Her campaign said she would sell her stake in the company if she was elected governor.

Meanwhile, DeSantis press secretary Christina Pushaw said she had not reviewed the complaint or supporting documents related to Fried’s ethics complaint and would not “speculate on the outcome. Complaints”.

However, she offered four paragraphs as “background” and in those paragraphs she detailed what Fried said as income in the financial disclosure forms and noted how these reports “generally generated critical media coverage and raised questions. from Fried’s opponents ”.

“And these facts are not in dispute,” said Pushaw. “It is therefore surprising that Fried spokesman Drew Godinich issued a statement dismissing the ethics complaint as ‘false information’, ‘politically inspired’ and a ‘nuisance’ not warranting further investigation. thorough. He did not specify what exactly is “wrong”.

When asked why the governor’s office was quick to respond to Fried’s case but remained silent on an ethics case involving a non-party candidate accused of breaking campaign finance laws in Aiming to sway a Miami election in favor of a Republican candidate, Pushaw said she was reacting to claims by Fried’s campaign spokesperson – not to the conclusions of her case.

“I don’t believe our office reacted to the conclusion of either case,” Pushaw said. “My comment for you [Miami Herald] was a reaction to Fried’s spokesperson’s inflammatory and false statement in response to the discovery of a probable cause.

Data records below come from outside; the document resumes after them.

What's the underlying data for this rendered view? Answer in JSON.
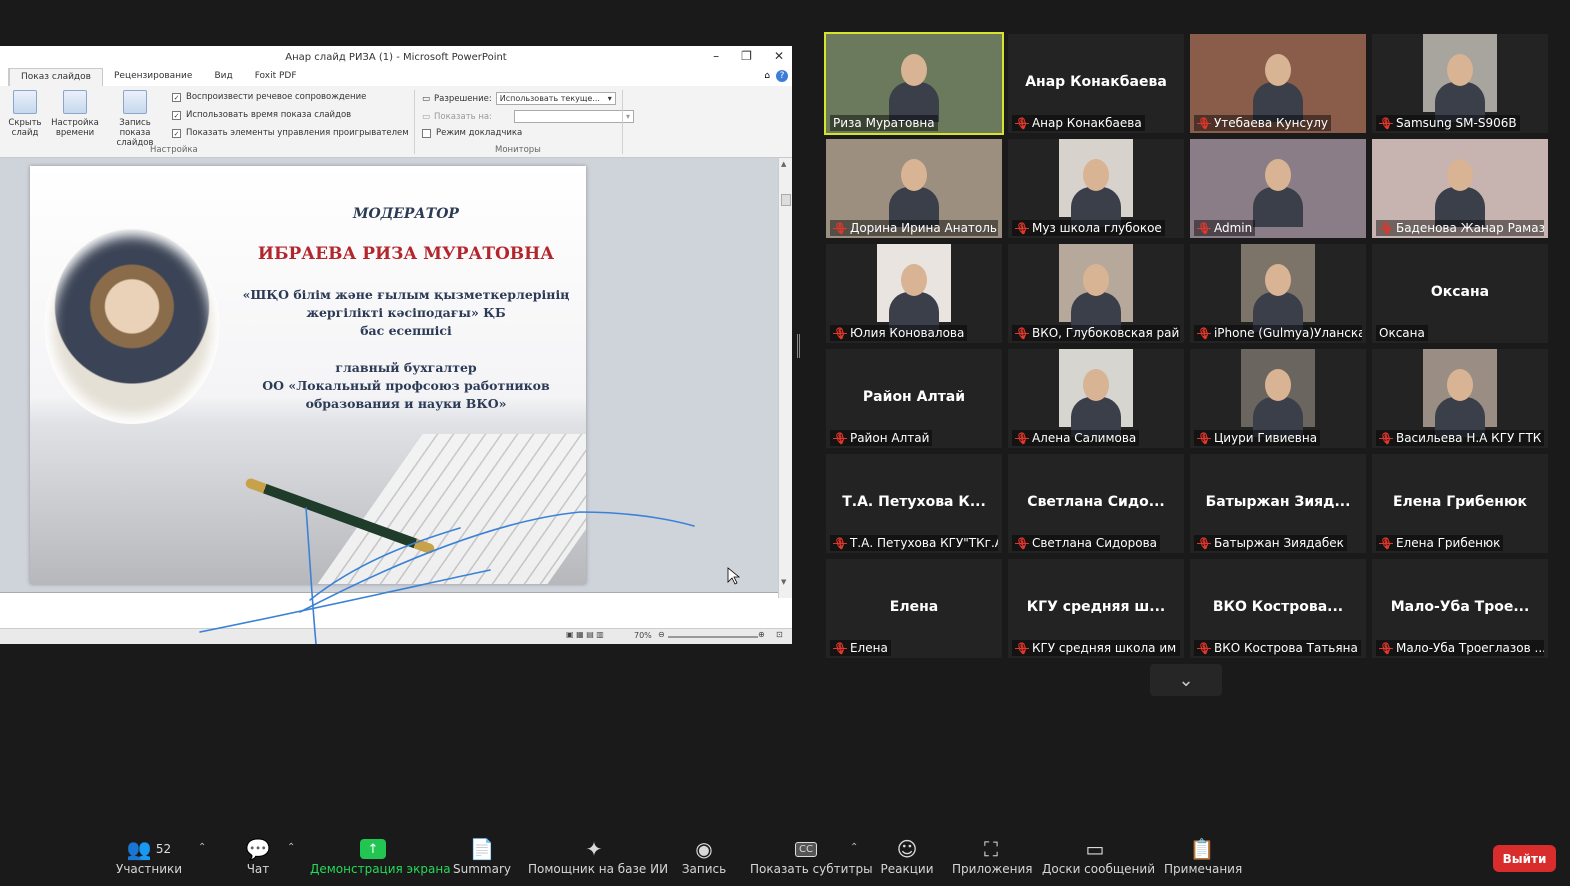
{
  "ppt": {
    "window_title": "Анар слайд РИЗА (1)  -  Microsoft PowerPoint",
    "tabs": [
      "Показ слайдов",
      "Рецензирование",
      "Вид",
      "Foxit PDF"
    ],
    "buttons": {
      "hide_slide": "Скрыть слайд",
      "timing": "Настройка времени",
      "record": "Запись показа слайдов"
    },
    "checks": {
      "narration": "Воспроизвести речевое сопровождение",
      "timings": "Использовать время показа слайдов",
      "media_controls": "Показать элементы управления проигрывателем"
    },
    "group_setup": "Настройка",
    "monitors": {
      "resolution_label": "Разрешение:",
      "resolution_value": "Использовать текуще...",
      "show_on_label": "Показать на:",
      "presenter_view": "Режим докладчика",
      "group_label": "Мониторы"
    },
    "zoom": "70%",
    "slide": {
      "moderator": "МОДЕРАТОР",
      "name": "ИБРАЕВА РИЗА МУРАТОВНА",
      "kz_line1": "«ШҚО білім және ғылым қызметкерлерінің",
      "kz_line2": "жергілікті кәсіподағы» ҚБ",
      "kz_line3": "бас есепшісі",
      "ru_line1": "главный бухгалтер",
      "ru_line2": "ОО «Локальный профсоюз работников",
      "ru_line3": "образования и науки ВКО»"
    }
  },
  "gallery": [
    {
      "label": "Риза Муратовна",
      "big": "",
      "video": true,
      "muted": false
    },
    {
      "label": "Анар Конакбаева",
      "big": "Анар Конакбаева",
      "video": false,
      "muted": true
    },
    {
      "label": "Утебаева Кунсулу",
      "big": "",
      "video": true,
      "muted": true
    },
    {
      "label": "Samsung SM-S906B",
      "big": "",
      "video": true,
      "muted": true
    },
    {
      "label": "Дорина Ирина Анатоль...",
      "big": "",
      "video": true,
      "muted": true
    },
    {
      "label": "Муз школа глубокое",
      "big": "",
      "video": true,
      "muted": true
    },
    {
      "label": "Admin",
      "big": "",
      "video": true,
      "muted": true
    },
    {
      "label": "Баденова Жанар Рамаз...",
      "big": "",
      "video": true,
      "muted": true
    },
    {
      "label": "Юлия Коновалова",
      "big": "",
      "video": true,
      "muted": true
    },
    {
      "label": "ВКО, Глубоковская рай...",
      "big": "",
      "video": true,
      "muted": true
    },
    {
      "label": "iPhone (Gulmya)Уланска...",
      "big": "",
      "video": true,
      "muted": true
    },
    {
      "label": "Оксана",
      "big": "Оксана",
      "video": false,
      "muted": false
    },
    {
      "label": "Район Алтай",
      "big": "Район Алтай",
      "video": false,
      "muted": true
    },
    {
      "label": "Алена Салимова",
      "big": "",
      "video": true,
      "muted": true
    },
    {
      "label": "Циури Гивиевна",
      "big": "",
      "video": true,
      "muted": true
    },
    {
      "label": "Васильева Н.А  КГУ ГТК",
      "big": "",
      "video": true,
      "muted": true
    },
    {
      "label": "Т.А. Петухова КГУ\"ТКг.А...",
      "big": "Т.А. Петухова К...",
      "video": false,
      "muted": true
    },
    {
      "label": "Светлана Сидорова",
      "big": "Светлана  Сидо...",
      "video": false,
      "muted": true
    },
    {
      "label": "Батыржан Зиядабек",
      "big": "Батыржан  Зияд...",
      "video": false,
      "muted": true
    },
    {
      "label": "Елена Грибенюк",
      "big": "Елена Грибенюк",
      "video": false,
      "muted": true
    },
    {
      "label": "Елена",
      "big": "Елена",
      "video": false,
      "muted": true
    },
    {
      "label": "КГУ средняя школа им ...",
      "big": "КГУ средняя ш...",
      "video": false,
      "muted": true
    },
    {
      "label": "ВКО Кострова Татьяна",
      "big": "ВКО  Кострова...",
      "video": false,
      "muted": true
    },
    {
      "label": "Мало-Уба Троеглазов ...",
      "big": "Мало-Уба  Трое...",
      "video": false,
      "muted": true
    }
  ],
  "toolbar": {
    "participants_count": "52",
    "participants": "Участники",
    "chat": "Чат",
    "share": "Демонстрация экрана",
    "summary": "Summary",
    "ai": "Помощник на базе ИИ",
    "record": "Запись",
    "captions": "Показать субтитры",
    "captions_icon": "CC",
    "reactions": "Реакции",
    "apps": "Приложения",
    "whiteboards": "Доски сообщений",
    "notes": "Примечания",
    "leave": "Выйти"
  },
  "colors": {
    "active_speaker": "#d9e32a",
    "share_green": "#23c552",
    "leave_red": "#d92c2c",
    "mic_off": "#e0362b"
  }
}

In October, DeSantis received a complaint from the Florida Ethics Commission recommending that he fined a Miami non-party candidate $ 20,000 and formally reprimand him for breaking campaign finance laws. including accepting money from a former Miami state senator and Republican agent, Frank Artiles. , before qualifying to compete in a 2020 State Senate race.

Rodriguez and Artiles face criminal charges in Miami in connection with the alleged electoral ploy. They were charged in March. DeSantis has yet to comment on the ethics or the criminal case, or the allegations.

Pushaw said last week that the non-party candidate’s ethics record was still pending review.

This story was originally published 8 December 2021 4:55 pm.

Bianca Padró Ocasio is a political writer for the Miami Herald. She has been a journalist in Florida for four years, covering everything from crime and the courts to hurricanes and politics.